The existence of the secret protocol is not in dispute. But in his essay, Putin cast the treaty as a necessary defensive measure, a moral equivalent to the 1938 Munich Agreement between the UK, Germany, France and Italy that ceded Czechoslovakia's Sudetenland to Hitler's Germany. The agreement is now seen as a classic appeasement of an unrelenting expansionist power.
British Prime Minister Neville Chamberlain famously described the Munich Agreement -- which Putin refers to as the "Munich Betrayal" -- as "peace for our time." But the agreement failed, and Putin argues that Stalin was left with no other option than to strike its own deal with Germany.
"In these circumstances, the Soviet Union signed the Non-Aggression Pact with Germany," he writes. "It was practically the last among the European countries to do so."
That doesn't mean Putin whitewashes the legacy of Stalin, whose mass arrests and purges claimed the lives of millions of Soviet citizens. "Stalin and his entourage, indeed, deserve many legitimate accusations," Putin writes. "We remember the crimes committed by the regime against its own people and the horror of mass repressions."
However, he says, the pact was strategically appropriate. "In other words, there are many things the Soviet leaders can be reproached for, but poor understanding of the nature of external threats is not one of them. They saw how attempts were made to leave the Soviet Union alone to deal with Germany and its allies. Bearing in mind this real threat, they sought to buy precious time needed to strengthen the country's defenses."

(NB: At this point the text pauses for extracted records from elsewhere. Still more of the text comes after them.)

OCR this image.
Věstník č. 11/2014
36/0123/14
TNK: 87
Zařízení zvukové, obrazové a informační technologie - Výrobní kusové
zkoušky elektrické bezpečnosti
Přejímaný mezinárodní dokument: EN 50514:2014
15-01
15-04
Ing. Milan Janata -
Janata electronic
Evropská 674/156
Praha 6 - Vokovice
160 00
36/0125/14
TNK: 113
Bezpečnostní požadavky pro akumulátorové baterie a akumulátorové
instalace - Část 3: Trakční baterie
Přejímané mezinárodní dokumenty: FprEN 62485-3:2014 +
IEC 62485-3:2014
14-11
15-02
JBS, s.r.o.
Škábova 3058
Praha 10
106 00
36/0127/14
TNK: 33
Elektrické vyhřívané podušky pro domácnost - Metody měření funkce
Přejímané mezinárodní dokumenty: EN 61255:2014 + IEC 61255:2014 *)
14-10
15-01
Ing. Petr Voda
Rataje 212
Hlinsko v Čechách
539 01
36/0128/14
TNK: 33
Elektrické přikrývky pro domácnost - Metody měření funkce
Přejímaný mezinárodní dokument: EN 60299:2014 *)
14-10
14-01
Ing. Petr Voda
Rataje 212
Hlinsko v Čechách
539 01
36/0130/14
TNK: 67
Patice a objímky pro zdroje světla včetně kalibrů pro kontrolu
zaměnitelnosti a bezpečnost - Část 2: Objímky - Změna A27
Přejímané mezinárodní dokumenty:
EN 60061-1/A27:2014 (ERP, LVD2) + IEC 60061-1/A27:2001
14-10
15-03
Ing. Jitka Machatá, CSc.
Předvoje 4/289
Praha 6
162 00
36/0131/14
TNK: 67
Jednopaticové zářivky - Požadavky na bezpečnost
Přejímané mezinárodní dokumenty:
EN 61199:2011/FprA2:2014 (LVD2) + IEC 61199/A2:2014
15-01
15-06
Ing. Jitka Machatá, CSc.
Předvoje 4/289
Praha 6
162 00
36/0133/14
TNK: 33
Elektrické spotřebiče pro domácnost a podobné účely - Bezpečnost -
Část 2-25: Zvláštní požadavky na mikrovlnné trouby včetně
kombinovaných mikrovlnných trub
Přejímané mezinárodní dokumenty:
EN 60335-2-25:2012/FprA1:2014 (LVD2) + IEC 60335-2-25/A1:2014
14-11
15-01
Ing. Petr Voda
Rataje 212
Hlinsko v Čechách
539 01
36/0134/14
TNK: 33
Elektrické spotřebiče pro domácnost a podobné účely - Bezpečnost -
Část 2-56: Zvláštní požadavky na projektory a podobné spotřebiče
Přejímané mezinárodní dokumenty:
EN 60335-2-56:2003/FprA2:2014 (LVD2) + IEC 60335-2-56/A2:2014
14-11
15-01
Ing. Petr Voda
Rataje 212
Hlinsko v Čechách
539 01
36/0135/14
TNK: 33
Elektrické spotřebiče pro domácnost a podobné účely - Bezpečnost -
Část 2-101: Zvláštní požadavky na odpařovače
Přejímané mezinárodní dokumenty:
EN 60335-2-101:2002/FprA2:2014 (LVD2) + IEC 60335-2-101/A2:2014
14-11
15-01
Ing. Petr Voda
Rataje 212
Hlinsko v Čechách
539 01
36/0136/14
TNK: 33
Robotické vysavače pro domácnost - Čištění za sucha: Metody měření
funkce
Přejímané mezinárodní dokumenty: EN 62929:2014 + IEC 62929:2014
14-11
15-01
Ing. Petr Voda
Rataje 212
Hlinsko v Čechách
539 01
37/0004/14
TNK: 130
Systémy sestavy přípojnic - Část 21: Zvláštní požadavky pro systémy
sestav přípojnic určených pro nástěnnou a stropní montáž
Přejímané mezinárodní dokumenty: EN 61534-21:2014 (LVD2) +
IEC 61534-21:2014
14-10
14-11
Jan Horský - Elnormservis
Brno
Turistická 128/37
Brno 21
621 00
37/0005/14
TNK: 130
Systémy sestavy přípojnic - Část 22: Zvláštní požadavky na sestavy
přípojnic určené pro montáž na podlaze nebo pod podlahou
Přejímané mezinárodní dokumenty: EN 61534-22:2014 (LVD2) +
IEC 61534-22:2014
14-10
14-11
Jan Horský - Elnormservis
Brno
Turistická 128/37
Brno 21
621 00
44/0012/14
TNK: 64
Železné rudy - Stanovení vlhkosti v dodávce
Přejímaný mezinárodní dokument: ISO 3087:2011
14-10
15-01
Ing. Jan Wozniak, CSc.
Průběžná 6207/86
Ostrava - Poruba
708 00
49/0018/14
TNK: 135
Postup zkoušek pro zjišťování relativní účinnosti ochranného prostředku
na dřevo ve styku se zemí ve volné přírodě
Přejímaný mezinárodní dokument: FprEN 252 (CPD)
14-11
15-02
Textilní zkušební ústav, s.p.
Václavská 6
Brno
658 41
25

His reading of history is likely to spark outrage in Poland and the Baltic states, which are now members of the European Union as well as members of the North Atlantic Treaty Organization. For all of those countries, Moscow's annexation of Crimea in 2014 and its backing of separatists set a worrisome precedent: If Russia was willing to "intervene" on behalf of ethnic Russians in Crimea by sending its troops, would it do the same in the Baltics?
Hitler scrapped his pact with Stalin in 1941, invading Poland and launching a war that cost the Soviet Union more than 25 million military and civilian lives. Western popular culture has at times overlooked that sacrifice, focusing on events such as the Normandy landings in 1944.
But Putin's essay elevates the Soviet war in Europe to something higher: A crusade to save the world. And in doing so, he suggests that the darker wartime chapters are above criticism -- and by extension, so is Putin's Russia today.